7. Document-heavy compliance reviews

Insurance, lending, healthcare administration, logistics, and professional services all process documents that contain critical operational data. Teams may need to confirm identity, extract policy details, compare submitted information against rules, or verify that a complete file exists before a decision is made.

A document automation workflow can classify files, extract key fields, identify missing information, compare values across documents, and assemble a reviewer-ready case file. AI improves speed when formats vary, but the system should preserve source references and make its findings reviewable. In regulated workflows, explainability and traceability matter as much as extraction accuracy.

8. Order management and fulfillment exceptions

Order operations become difficult when inventory, customer data, payment status, warehouse events, and shipping systems are disconnected. Staff end up checking multiple screens before deciding whether an order can move forward.

Automation can validate orders, check inventory availability, identify payment or address issues, route backorders, update customers on shipment status, and create exception tasks when rules are not met. The most valuable workflows do not merely send notifications. They coordinate actions across ERP, ecommerce, warehouse, and customer service systems so that teams work from the same operational state.

9. Renewal and revenue retention workflows

Recurring revenue businesses often know a renewal is approaching but do not have a reliable process for acting on risk signals. Usage declines, open support issues, unpaid invoices, and unresolved implementation tasks may live in separate platforms.

A retention workflow can combine these signals, flag at-risk accounts, create account-manager tasks, trigger executive review for strategic customers, and track intervention outcomes. AI can summarize account history and recent customer sentiment, saving teams time before a call. The underlying decision rules should remain transparent so customer success teams understand why an account was flagged.

10. Management reporting and operational alerts

Executives should not need a monthly manual spreadsheet process to understand pipeline health, service performance, or cash collection risk. Automation can collect data from core systems, reconcile defined metrics, refresh dashboards, and send alerts when thresholds are crossed.

This requires more discipline than it appears. Teams must agree on metric definitions, source-of-truth systems, and data ownership before building a dashboard automation. Otherwise, automation simply distributes inconsistent numbers faster. A reliable reporting layer turns operational data into a usable management system.

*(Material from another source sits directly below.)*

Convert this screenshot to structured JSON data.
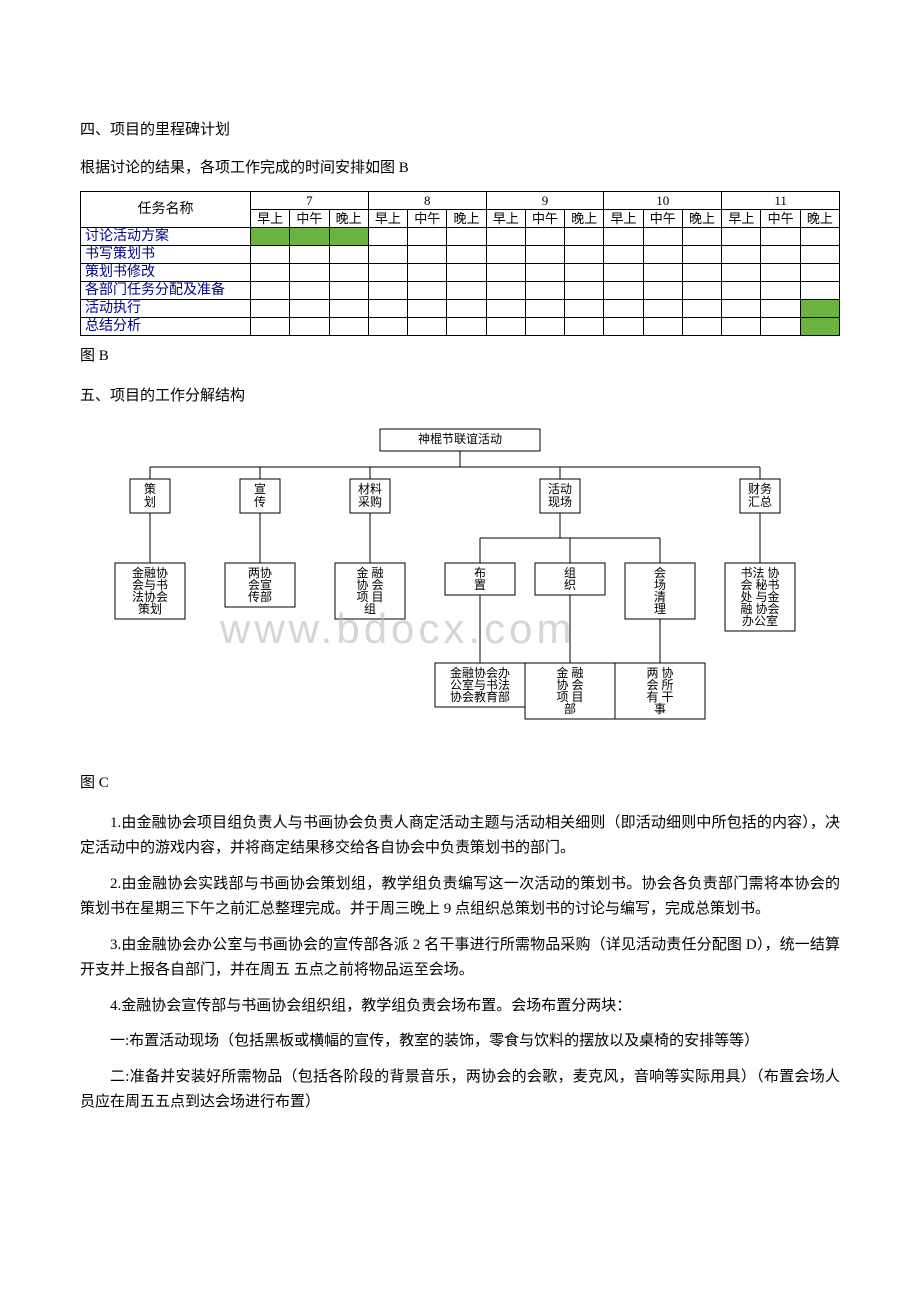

How to Choose the Right Automation Opportunity

The best candidate is not always the most visible manual task. Look for processes with meaningful volume, repeated decisions, clear handoffs, measurable delays, and data that already exists in accessible systems. A workflow that saves five minutes once a month will not justify complex integration work. A process that touches hundreds of cases each week, creates customer friction, or exposes the business to compliance risk may justify a custom solution quickly.

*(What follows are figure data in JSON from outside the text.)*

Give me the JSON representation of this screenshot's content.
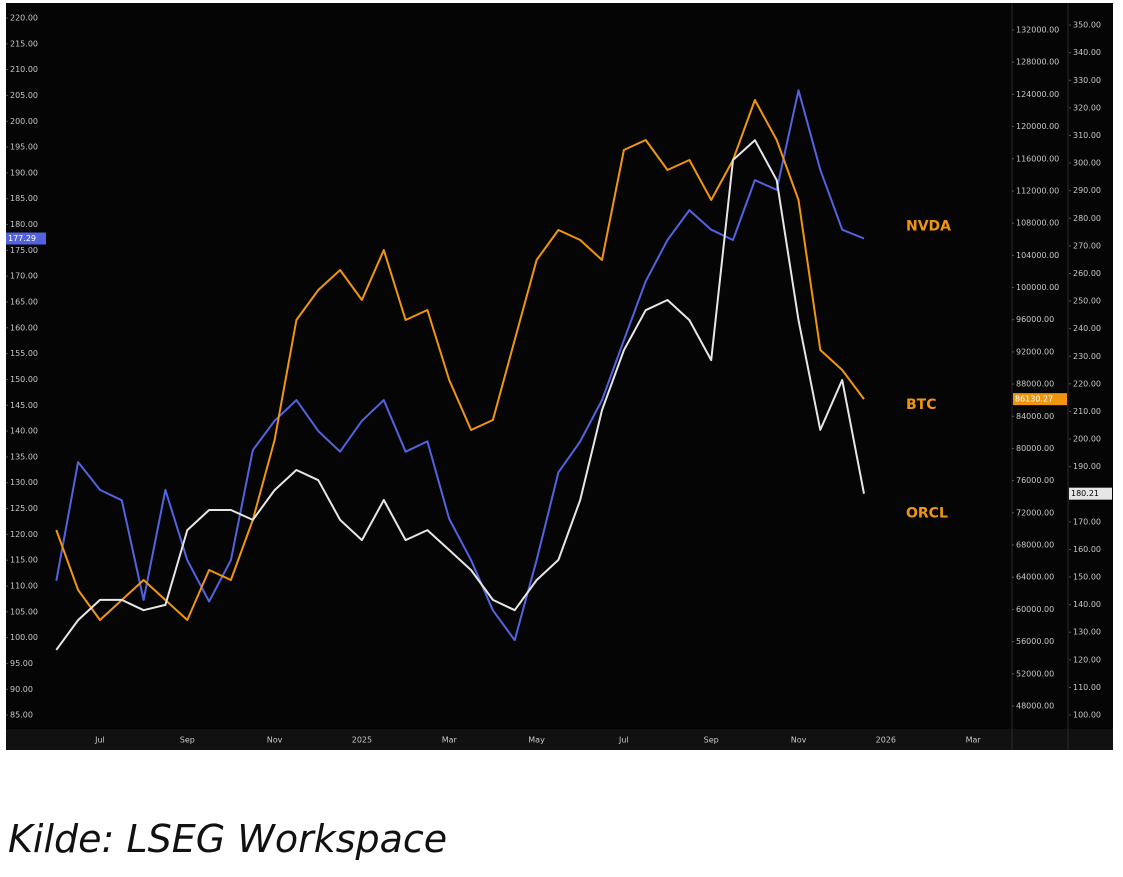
{
  "chart_data": {
    "type": "line",
    "source": "Kilde: LSEG Workspace",
    "categories": [
      null,
      null,
      "Jul",
      null,
      null,
      null,
      "Sep",
      null,
      null,
      null,
      "Nov",
      null,
      null,
      null,
      "2025",
      null,
      null,
      null,
      "Mar",
      null,
      null,
      null,
      "May",
      null,
      null,
      null,
      "Jul",
      null,
      null,
      null,
      "Sep",
      null,
      null,
      null,
      "Nov",
      null,
      null,
      null,
      "2026",
      null,
      null,
      null,
      "Mar"
    ],
    "series": [
      {
        "name": "NVDA",
        "color": "#5363e0",
        "axis": "y",
        "values": [
          111,
          134,
          128.6,
          126.6,
          107.3,
          128.6,
          115,
          107,
          115,
          136.3,
          142,
          146,
          140,
          136,
          142,
          146,
          136,
          138,
          123,
          115,
          105.3,
          99.5,
          115,
          132,
          138,
          146,
          157.6,
          169,
          177,
          182.8,
          179,
          177,
          188.6,
          186.7,
          206,
          190.6,
          179,
          177.29,
          null,
          null,
          null,
          null,
          null
        ]
      },
      {
        "name": "BTC",
        "color": "#f0960e",
        "axis": "y2",
        "values": [
          69870,
          62414,
          58690,
          61170,
          63660,
          61170,
          58690,
          64900,
          63660,
          71110,
          81050,
          95960,
          99690,
          102180,
          98450,
          104660,
          95960,
          97210,
          88510,
          82300,
          83540,
          93480,
          103420,
          107150,
          105900,
          103420,
          117090,
          118330,
          114600,
          115850,
          110880,
          115850,
          123300,
          118330,
          110880,
          92240,
          89750,
          86130.27,
          null,
          null,
          null,
          null,
          null
        ]
      },
      {
        "name": "ORCL",
        "color": "#e6e6e6",
        "axis": "y3",
        "values": [
          123.6,
          134.4,
          141.7,
          141.7,
          138,
          139.9,
          167,
          174.3,
          174.3,
          170.7,
          181.5,
          188.8,
          185.1,
          170.7,
          163.4,
          177.9,
          163.4,
          167,
          159.8,
          152.5,
          141.7,
          138,
          148.9,
          156.2,
          177.9,
          210.5,
          232.2,
          246.7,
          250.4,
          243.1,
          228.6,
          301.1,
          308.3,
          293.8,
          243.1,
          203.3,
          221.4,
          180.21,
          null,
          null,
          null,
          null,
          null
        ]
      }
    ],
    "ylim": [
      82.5,
      222.9
    ],
    "yticks": [
      {
        "value": 85,
        "label": "85.00"
      },
      {
        "value": 90,
        "label": "90.00"
      },
      {
        "value": 95,
        "label": "95.00"
      },
      {
        "value": 100,
        "label": "100.00"
      },
      {
        "value": 105,
        "label": "105.00"
      },
      {
        "value": 110,
        "label": "110.00"
      },
      {
        "value": 115,
        "label": "115.00"
      },
      {
        "value": 120,
        "label": "120.00"
      },
      {
        "value": 125,
        "label": "125.00"
      },
      {
        "value": 130,
        "label": "130.00"
      },
      {
        "value": 135,
        "label": "135.00"
      },
      {
        "value": 140,
        "label": "140.00"
      },
      {
        "value": 145,
        "label": "145.00"
      },
      {
        "value": 150,
        "label": "150.00"
      },
      {
        "value": 155,
        "label": "155.00"
      },
      {
        "value": 160,
        "label": "160.00"
      },
      {
        "value": 165,
        "label": "165.00"
      },
      {
        "value": 170,
        "label": "170.00"
      },
      {
        "value": 175,
        "label": "175.00"
      },
      {
        "value": 180,
        "label": "180.00"
      },
      {
        "value": 185,
        "label": "185.00"
      },
      {
        "value": 190,
        "label": "190.00"
      },
      {
        "value": 195,
        "label": "195.00"
      },
      {
        "value": 200,
        "label": "200.00"
      },
      {
        "value": 205,
        "label": "205.00"
      },
      {
        "value": 210,
        "label": "210.00"
      },
      {
        "value": 215,
        "label": "215.00"
      },
      {
        "value": 220,
        "label": "220.00"
      }
    ],
    "y2lim": [
      45266,
      135355
    ],
    "y2ticks": [
      {
        "value": 48000,
        "label": "48000.00"
      },
      {
        "value": 52000,
        "label": "52000.00"
      },
      {
        "value": 56000,
        "label": "56000.00"
      },
      {
        "value": 60000,
        "label": "60000.00"
      },
      {
        "value": 64000,
        "label": "64000.00"
      },
      {
        "value": 68000,
        "label": "68000.00"
      },
      {
        "value": 72000,
        "label": "72000.00"
      },
      {
        "value": 76000,
        "label": "76000.00"
      },
      {
        "value": 80000,
        "label": "80000.00"
      },
      {
        "value": 84000,
        "label": "84000.00"
      },
      {
        "value": 88000,
        "label": "88000.00"
      },
      {
        "value": 92000,
        "label": "92000.00"
      },
      {
        "value": 96000,
        "label": "96000.00"
      },
      {
        "value": 100000,
        "label": "100000.00"
      },
      {
        "value": 104000,
        "label": "104000.00"
      },
      {
        "value": 108000,
        "label": "108000.00"
      },
      {
        "value": 112000,
        "label": "112000.00"
      },
      {
        "value": 116000,
        "label": "116000.00"
      },
      {
        "value": 120000,
        "label": "120000.00"
      },
      {
        "value": 124000,
        "label": "124000.00"
      },
      {
        "value": 128000,
        "label": "128000.00"
      },
      {
        "value": 132000,
        "label": "132000.00"
      }
    ],
    "y3lim": [
      95.3,
      358
    ],
    "y3ticks": [
      {
        "value": 100,
        "label": "100.00"
      },
      {
        "value": 110,
        "label": "110.00"
      },
      {
        "value": 120,
        "label": "120.00"
      },
      {
        "value": 130,
        "label": "130.00"
      },
      {
        "value": 140,
        "label": "140.00"
      },
      {
        "value": 150,
        "label": "150.00"
      },
      {
        "value": 160,
        "label": "160.00"
      },
      {
        "value": 170,
        "label": "170.00"
      },
      {
        "value": 180,
        "label": "180.00"
      },
      {
        "value": 190,
        "label": "190.00"
      },
      {
        "value": 200,
        "label": "200.00"
      },
      {
        "value": 210,
        "label": "210.00"
      },
      {
        "value": 220,
        "label": "220.00"
      },
      {
        "value": 230,
        "label": "230.00"
      },
      {
        "value": 240,
        "label": "240.00"
      },
      {
        "value": 250,
        "label": "250.00"
      },
      {
        "value": 260,
        "label": "260.00"
      },
      {
        "value": 270,
        "label": "270.00"
      },
      {
        "value": 280,
        "label": "280.00"
      },
      {
        "value": 290,
        "label": "290.00"
      },
      {
        "value": 300,
        "label": "300.00"
      },
      {
        "value": 310,
        "label": "310.00"
      },
      {
        "value": 320,
        "label": "320.00"
      },
      {
        "value": 330,
        "label": "330.00"
      },
      {
        "value": 340,
        "label": "340.00"
      },
      {
        "value": 350,
        "label": "350.00"
      }
    ],
    "grid": false
  }
}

Start by mapping the current process in detail. Identify the trigger, systems involved, decision points, exception paths, required approvals, and final outcome. Then separate rules that can be automated deterministically from tasks that need AI-assisted classification, extraction, or summarization. This distinction prevents teams from applying AI where standard workflow logic would be more reliable and less costly.

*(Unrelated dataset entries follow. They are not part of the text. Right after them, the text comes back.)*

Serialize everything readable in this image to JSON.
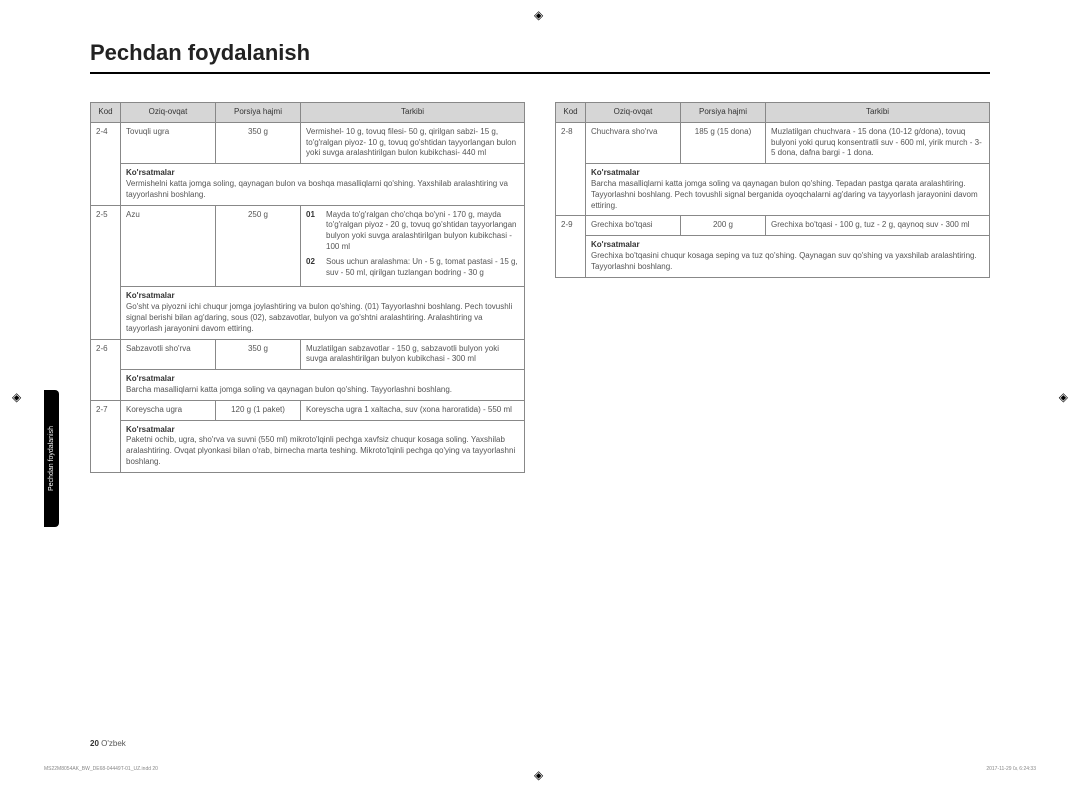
{
  "page": {
    "title": "Pechdan foydalanish",
    "side_tab": "Pechdan foydalanish",
    "footer_page_num": "20",
    "footer_lang": "O'zbek",
    "doc_ref_left": "MS22M8054AK_BW_DE68-04449T-01_UZ.indd   20",
    "doc_ref_right": "2017-11-29   ㏇ 6:24:33"
  },
  "headers": {
    "kod": "Kod",
    "oziq": "Oziq-ovqat",
    "porsiya": "Porsiya hajmi",
    "tarkibi": "Tarkibi"
  },
  "ko_label": "Ko'rsatmalar",
  "left_rows": [
    {
      "kod": "2-4",
      "food": "Tovuqli ugra",
      "portion": "350 g",
      "tarkibi": "Vermishel- 10 g, tovuq filesi- 50 g, qirilgan sabzi- 15 g, to'g'ralgan piyoz- 10 g, tovuq go'shtidan tayyorlangan bulon yoki suvga aralashtirilgan bulon kubikchasi- 440 ml",
      "ko": "Vermishelni katta jomga soling, qaynagan bulon va boshqa masalliqlarni qo'shing. Yaxshilab aralashtiring va tayyorlashni boshlang."
    },
    {
      "kod": "2-5",
      "food": "Azu",
      "portion": "250 g",
      "tarkibi_sub": [
        {
          "num": "01",
          "txt": "Mayda to'g'ralgan cho'chqa bo'yni - 170 g, mayda to'g'ralgan piyoz - 20 g, tovuq go'shtidan tayyorlangan bulyon yoki suvga aralashtirilgan bulyon kubikchasi - 100 ml"
        },
        {
          "num": "02",
          "txt": "Sous uchun aralashma: Un - 5 g, tomat pastasi - 15 g, suv - 50 ml, qirilgan tuzlangan bodring - 30 g"
        }
      ],
      "ko": "Go'sht va piyozni ichi chuqur jomga joylashtiring va bulon qo'shing. (01) Tayyorlashni boshlang. Pech tovushli signal berishi bilan ag'daring, sous (02), sabzavotlar, bulyon va go'shtni aralashtiring. Aralashtiring va tayyorlash jarayonini davom ettiring."
    },
    {
      "kod": "2-6",
      "food": "Sabzavotli sho'rva",
      "portion": "350 g",
      "tarkibi": "Muzlatilgan sabzavotlar - 150 g, sabzavotli bulyon yoki suvga aralashtirilgan bulyon kubikchasi - 300 ml",
      "ko": "Barcha masalliqlarni katta jomga soling va qaynagan bulon qo'shing. Tayyorlashni boshlang."
    },
    {
      "kod": "2-7",
      "food": "Koreyscha ugra",
      "portion": "120 g (1 paket)",
      "tarkibi": "Koreyscha ugra 1 xaltacha, suv (xona haroratida) - 550 ml",
      "ko": "Paketni ochib, ugra, sho'rva va suvni (550 ml) mikroto'lqinli pechga xavfsiz chuqur kosaga soling. Yaxshilab aralashtiring. Ovqat plyonkasi bilan o'rab, birnecha marta teshing. Mikroto'lqinli pechga qo'ying va tayyorlashni boshlang."
    }
  ],
  "right_rows": [
    {
      "kod": "2-8",
      "food": "Chuchvara sho'rva",
      "portion": "185 g (15 dona)",
      "tarkibi": "Muzlatilgan chuchvara - 15 dona (10-12 g/dona), tovuq bulyoni yoki quruq konsentratli suv - 600 ml, yirik murch - 3-5 dona, dafna bargi - 1 dona.",
      "ko": "Barcha masalliqlarni katta jomga soling va qaynagan bulon qo'shing. Tepadan pastga qarata aralashtiring. Tayyorlashni boshlang. Pech tovushli signal berganida oyoqchalarni ag'daring va tayyorlash jarayonini davom ettiring."
    },
    {
      "kod": "2-9",
      "food": "Grechixa bo'tqasi",
      "portion": "200 g",
      "tarkibi": "Grechixa bo'tqasi - 100 g, tuz - 2 g, qaynoq suv - 300 ml",
      "ko": "Grechixa bo'tqasini chuqur kosaga seping va tuz qo'shing. Qaynagan suv qo'shing va yaxshilab aralashtiring. Tayyorlashni boshlang."
    }
  ],
  "colors": {
    "header_bg": "#d6d6d6",
    "border": "#888888",
    "text": "#555555"
  }
}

A pilot should have a narrow scope and a measurable target, such as reducing invoice handling time, improving ticket routing accuracy, or shortening onboarding completion. Production deployment comes next: secure system connectors, role-based permissions, monitoring, QA, failure handling, and ongoing refinement. Concrete automation, not generic AI hype, is what produces durable results.

The most effective programs begin with one workflow that matters, prove the operational gain, and build from there. When automation is connected to the systems people already use, governed by clear rules, and designed for real exceptions, it becomes part of how the business scales rather than another tool employees work around.